Surface Instability on Cryogenic Swirl Flow at Sub- to Supercritical Conditions

Abstract

An experimental investigation was conducted to discover the characteristics of a cryogenic swirl flow at subcritical to supercritical conditions. In the experiment, liquid nitrogen was injected into a high-pressure chamber through an open-type simplex swirl injector. The flow was imaged by high-speed photography, and the instability frequency was measured by the laser beam diagnostics of the flow. Comparing the flow images of the cryogenic and conventional swirl flows, different behaviors were noted, and it was hypothesized that the instability of the cryogenic swirl flow was dominated by the precessing vortex core in the central toroidal recirculation zone.
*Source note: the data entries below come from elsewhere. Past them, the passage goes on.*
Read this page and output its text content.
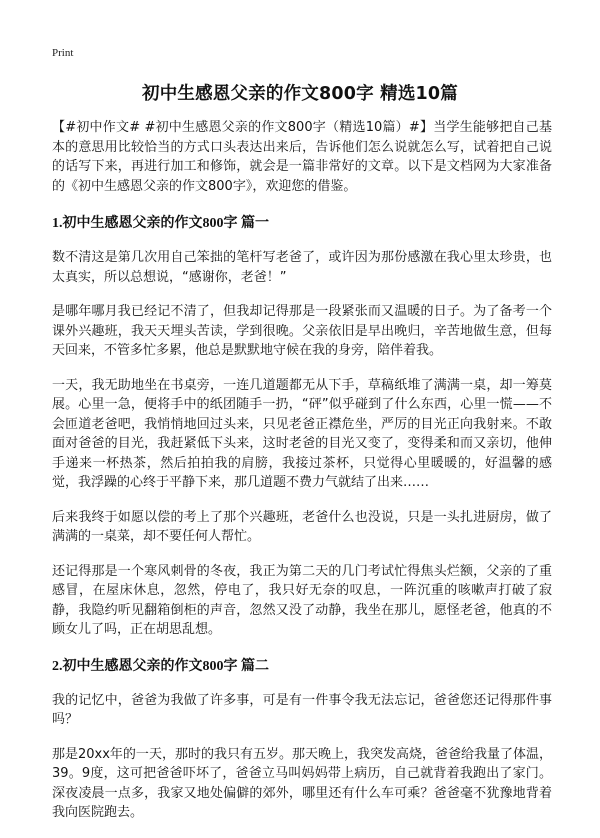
Print
初中生感恩父亲的作文800字 精选10篇

【#初中作文# #初中生感恩父亲的作文800字（精选10篇）#】当学生能够把自己基本的意思用比较恰当的方式口头表达出来后，告诉他们怎么说就怎么写，试着把自己说的话写下来，再进行加工和修饰，就会是一篇非常好的文章。以下是文档网为大家准备的《初中生感恩父亲的作文800字》，欢迎您的借鉴。

1.初中生感恩父亲的作文800字 篇一

数不清这是第几次用自己笨拙的笔杆写老爸了，或许因为那份感激在我心里太珍贵，也太真实，所以总想说，“感谢你，老爸！”

是哪年哪月我已经记不清了，但我却记得那是一段紧张而又温暖的日子。为了备考一个课外兴趣班，我天天埋头苦读，学到很晚。父亲依旧是早出晚归，辛苦地做生意，但每天回来，不管多忙多累，他总是默默地守候在我的身旁，陪伴着我。

一天，我无助地坐在书桌旁，一连几道题都无从下手，草稿纸堆了满满一桌，却一筹莫展。心里一急，便将手中的纸团随手一扔，“砰”似乎碰到了什么东西，心里一慌——不会匝道老爸吧，我悄悄地回过头来，只见老爸正襟危坐，严厉的目光正向我射来。不敢面对爸爸的目光，我赶紧低下头来，这时老爸的目光又变了，变得柔和而又亲切，他伸手递来一杯热茶，然后拍拍我的肩膀，我接过茶杯，只觉得心里暖暖的，好温馨的感觉，我浮躁的心终于平静下来，那几道题不费力气就结了出来……

后来我终于如愿以偿的考上了那个兴趣班，老爸什么也没说，只是一头扎进厨房，做了满满的一桌菜，却不要任何人帮忙。

还记得那是一个寒风刺骨的冬夜，我正为第二天的几门考试忙得焦头烂额，父亲的了重感冒，在屋床休息，忽然，停电了，我只好无奈的叹息，一阵沉重的咳嗽声打破了寂静，我隐约听见翻箱倒柜的声音，忽然又没了动静，我坐在那儿，愿怪老爸，他真的不顾女儿了吗，正在胡思乱想。

2.初中生感恩父亲的作文800字 篇二

我的记忆中，爸爸为我做了许多事，可是有一件事令我无法忘记，爸爸您还记得那件事吗？

那是20xx年的一天，那时的我只有五岁。那天晚上，我突发高烧，爸爸给我量了体温，39。9度，这可把爸爸吓坏了，爸爸立马叫妈妈带上病历，自己就背着我跑出了家门。深夜凌晨一点多，我家又地处偏僻的郊外，哪里还有什么车可乘？爸爸毫不犹豫地背着我向医院跑去。
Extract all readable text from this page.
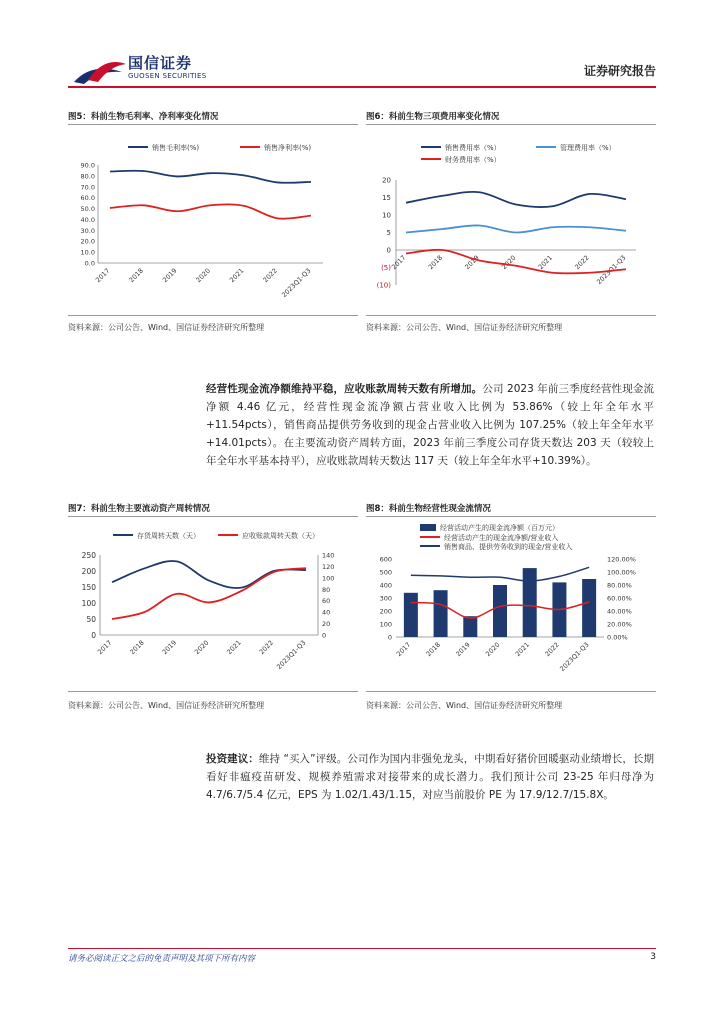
国信证券
GUOSEN SECURITIES	证券研究报告
图5：科前生物毛利率、净利率变化情况
0.0
10.0
20.0
30.0
40.0
50.0
60.0
70.0
80.0
90.0
2017 2018 2019 2020 2021 2022 2023Q1-Q3
销售毛利率(%)	销售净利率(%)
资料来源：公司公告、Wind、国信证券经济研究所整理
图6：科前生物三项费用率变化情况
(10)
(5)
0
5
10
15
20
2017	2018	2019	2020	2021	2022 2023Q1-Q3
销售费用率（%）	管理费用率（%）
财务费用率（%）
资料来源：公司公告、Wind、国信证券经济研究所整理
经营性现金流净额维持平稳，应收账款周转天数有所增加。公司 2023 年前三季度经营性现金流净额 4.46 亿元，经营性现金流净额占营业收入比例为 53.86%（较上年全年水平+11.54pcts），销售商品提供劳务收到的现金占营业收入比例为 107.25%（较上年全年水平+14.01pcts）。在主要流动资产周转方面，2023 年前三季度公司存货天数达 203 天（较较上年全年水平基本持平），应收账款周转天数达 117 天（较上年全年水平+10.39%）。
图7：科前生物主要流动资产周转情况
0
50
100
150
200
250
0
20
40
60
80
100
120
140
2017 2018 2019 2020 2021 2022 2023Q1-Q3
存货周转天数（天）	应收账款周转天数（天）
资料来源：公司公告、Wind、国信证券经济研究所整理
图8：科前生物经营性现金流情况
0
100
200
300
400
500
600
0.00%
20.00%
40.00%
60.00%
80.00%
100.00%
120.00%
2017 2018 2019 2020 2021 2022
2023Q1-Q3
经营活动产生的现金流净额（百万元）
经营活动产生的现金流净额/营业收入
销售商品、提供劳务收到的现金/营业收入
资料来源：公司公告、Wind、国信证券经济研究所整理
投资建议：维持 “买入”评级。公司作为国内非强免龙头，中期看好猪价回暖驱动业绩增长，长期看好非瘟疫苗研发、规模养殖需求对接带来的成长潜力。我们预计公司 23-25 年归母净为 4.7/6.7/5.4 亿元，EPS 为 1.02/1.43/1.15，对应当前股价 PE 为 17.9/12.7/15.8X。
请务必阅读正文之后的免责声明及其项下所有内容	3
When the ambient condition of the flow was changed from subcritical to supercritical, the phase change and subsequent density change of the injectant differed, and flow actions, such as the behavior of the downstream flow, the spray angle, the wavelength, and the propagation velocity, changed drastically. When measuring the frequency of the flow instability, it was found to correspond to that of the precessing vortex core instability. The frequency decreased with the ambient pressure due to the decreasing flow velocity, but it did not change drastically when the surrounding conditions changed from subcritical to supercritical. This implies that the interface of the flow is highly affected by the density of the phase-changed injectant, but that the instability of the flow is determined by the flow in a liquid state.